When opened, Sunderland Barracks included accommodation for 1,528 infantry troops, housed in 19 large barrack rooms each sleeping 36 men in double berths; there were also twenty sergeants' rooms, each with bunks for four men. In 1803 an 80-bed hospital was added. The soldiers' quarters were rebuilt using brick construction between 1826 and 1828. The 18th-century church of St John, which stood next to the barracks gates, served the barracks as a garrison church between 1823 and 1919.

In 1873 a system of recruiting areas based on counties was instituted under the Cardwell Reforms and the barracks became the depot for the 68th (Durham) Regiment of Foot and the 106th Regiment of Foot (Bombay Light Infantry).

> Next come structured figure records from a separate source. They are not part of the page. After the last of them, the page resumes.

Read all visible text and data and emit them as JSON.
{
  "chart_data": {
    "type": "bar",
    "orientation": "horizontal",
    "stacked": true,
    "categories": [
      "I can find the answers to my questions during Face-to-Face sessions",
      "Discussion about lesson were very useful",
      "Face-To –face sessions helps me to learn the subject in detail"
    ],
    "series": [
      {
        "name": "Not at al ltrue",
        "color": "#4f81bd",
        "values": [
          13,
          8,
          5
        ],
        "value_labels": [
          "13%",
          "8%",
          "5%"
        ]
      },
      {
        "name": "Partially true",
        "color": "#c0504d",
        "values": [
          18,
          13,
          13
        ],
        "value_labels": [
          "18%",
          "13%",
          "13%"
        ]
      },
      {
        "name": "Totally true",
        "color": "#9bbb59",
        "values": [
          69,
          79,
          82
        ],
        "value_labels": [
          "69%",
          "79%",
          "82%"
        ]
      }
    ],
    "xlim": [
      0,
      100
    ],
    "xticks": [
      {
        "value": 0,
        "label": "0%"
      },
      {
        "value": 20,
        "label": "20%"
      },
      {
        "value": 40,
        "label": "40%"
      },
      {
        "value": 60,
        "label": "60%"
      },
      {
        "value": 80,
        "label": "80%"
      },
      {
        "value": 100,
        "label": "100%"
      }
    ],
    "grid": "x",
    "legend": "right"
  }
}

Following the Childers Reforms and the formation of the Durham Light Infantry from the amalgamation of the 68th and 106th Regiments of Foot in 1881, the Durham Light Infantry moved out of the barracks and established its depot at Fenham Barracks in Newcastle upon Tyne in 1884. After that the Sunderland Barracks were mainly used by Royal Artillery units. By the turn of the century many of the barracks built in the late 18th century were in poor condition and in May 1909, the War Office started considering disposal of the Sunderland site. The barracks were decommissioned shortly thereafter and demolished in the early 1930s to make way for Corporation Quay.